DEFINITION of Clandestine Takeover

Clandestine takeover is an attempt to gain control over a company through secretive means. Clandestine takeover attempts are often launched against publicly-traded companies where individuals can acquire shares on the secondary market without disclosing their activities until required to by regulatory authorities. This may be advantageous in situations where existing management would be unreceptive to a conventional takeover bid.

BREAKING DOWN Clandestine Takeover

A takeover bid can be straightforward - a company or entity (e.g., private equity firm) that wants to buy another company approaches the Board of Directors and negotiates a friendly deal, assuming, of course, that the board believes that it is acting in the best interests of the shareholders. (The shareholders will later have the opportunity to approve any such takeover deal.) A takeover deal can become thorny if a hostile bidder is involved, or if a party, hostile or otherwise, launches a tender offer for control of a company.

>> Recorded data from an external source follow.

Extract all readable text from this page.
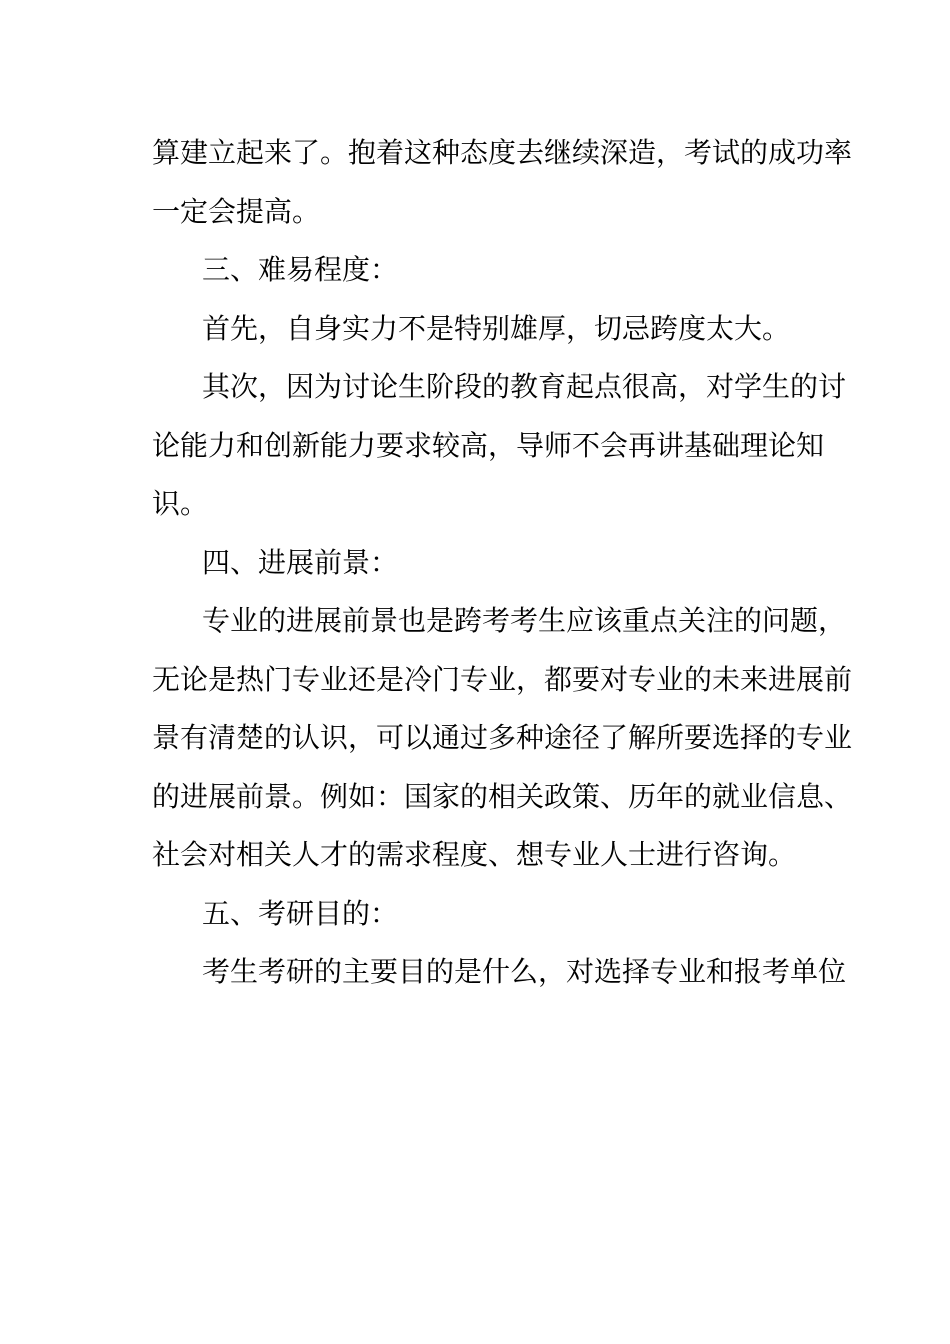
算建立起来了。抱着这种态度去继续深造，考试的成功率
一定会提高。
三、难易程度：
首先，自身实力不是特别雄厚，切忌跨度太大。
其次，因为讨论生阶段的教育起点很高，对学生的讨
论能力和创新能力要求较高，导师不会再讲基础理论知
识。
四、进展前景：
专业的进展前景也是跨考考生应该重点关注的问题，
无论是热门专业还是冷门专业，都要对专业的未来进展前
景有清楚的认识，可以通过多种途径了解所要选择的专业
的进展前景。例如：国家的相关政策、历年的就业信息、
社会对相关人才的需求程度、想专业人士进行咨询。
五、考研目的：
考生考研的主要目的是什么，对选择专业和报考单位
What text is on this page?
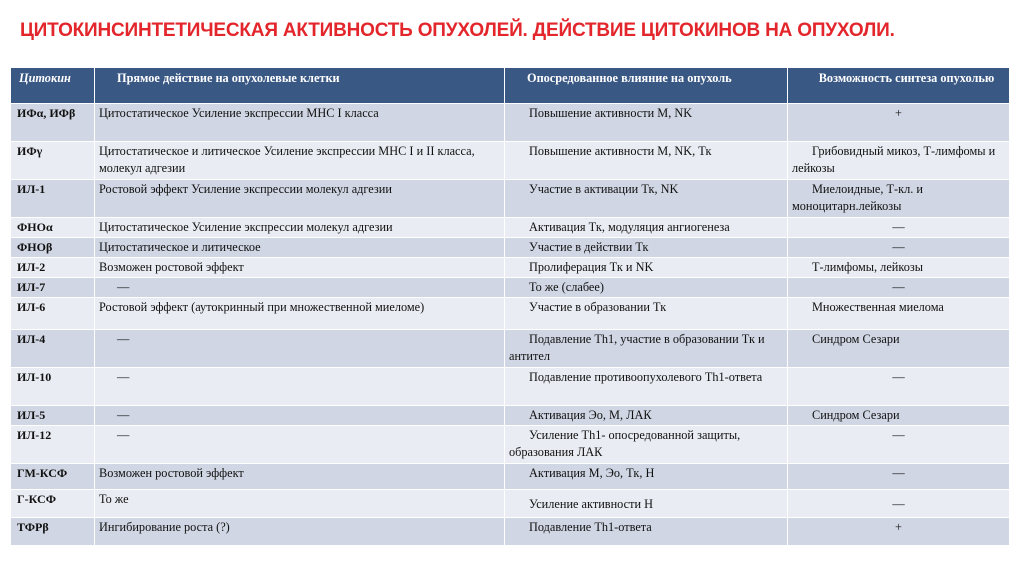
ЦИТОКИНСИНТЕТИЧЕСКАЯ АКТИВНОСТЬ ОПУХОЛЕЙ. ДЕЙСТВИЕ ЦИТОКИНОВ НА ОПУХОЛИ.
Цитокин	Прямое действие на опухолевые клетки	Опосредованное влияние на опухоль	Возможность синтеза опухолью
ИФα, ИФβ	Цитостатическое Усиление экспрессии МНС I класса	Повышение активности М, NK	+
ИФγ	Цитостатическое и литическое Усиление экспрессии МНС I и II класса, молекул адгезии	Повышение активности М, NK, Тк	Грибовидный микоз, Т-лимфомы и лейкозы
ИЛ-1	Ростовой эффект Усиление экспрессии молекул адгезии	Участие в активации Тк, NK	Миелоидные, Т-кл. и моноцитарн.лейкозы
ФНОα	Цитостатическое Усиление экспрессии молекул адгезии	Активация Тк, модуляция ангиогенеза	—
ФНОβ	Цитостатическое и литическое	Участие в действии Тк	—
ИЛ-2	Возможен ростовой эффект	Пролиферация Тк и NK	Т-лимфомы, лейкозы
ИЛ-7	—	То же (слабее)	—
ИЛ-6	Ростовой эффект (аутокринный при множественной миеломе)	Участие в образовании Тк	Множественная миелома
ИЛ-4	—	Подавление Th1, участие в образовании Тк и антител	Синдром Сезари
ИЛ-10	—	Подавление противоопухолевого Th1-ответа	—
ИЛ-5	—	Активация Эо, М, ЛАК	Синдром Сезари
ИЛ-12	—	Усиление Th1- опосредованной защиты, образования ЛАК	—
ГМ-КСФ	Возможен ростовой эффект	Активация М, Эо, Тк, Н	—
Г-КСФ	То же	Усиление активности Н	—
ТФРβ	Ингибирование роста (?)	Подавление Th1-ответа	+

Clandestine takeover is not a friendly means to acquire another company. An acquirer will quietly build up a stake in the target company and work behind the scenes to deliver a surprise attack on the target. A high-profile example of this style was the attempted joint bid of Pershing Square Capital Management, a hedge fund led by Bill Ackman, and Valeant Pharmaceuticals International for Botox maker Allergan Inc. in 2014. Ackman's fund independently accumulated a large position (just under 10%) in Allergan and then teamed up with Valeant to bid for Allergan. The market had no idea that the hedge fund and Valeant were plotting a hostile bid. In fact, Allergan and two state pension funds accused both parties of insider trading in a lawsuit filed shortly after the clandestine takeover bid was revealed. "After careful consideration, Allergan decided to file the lawsuit in order to ensure that all of its stockholders have the opportunity to make decisions regarding their investment in the company based on compliant, full and fair disclosures, and to ensure that any stockholders voting on corporate matters acquired their shares in accordance with the law," Allergan stated in the court filing.

Ackman and Valeant's clandestine takeover attempt ultimately failed. Allergan's lawsuit, on the other hand, succeeded, forcing the sneaky duo to cough up a $290 million settlement in 2017.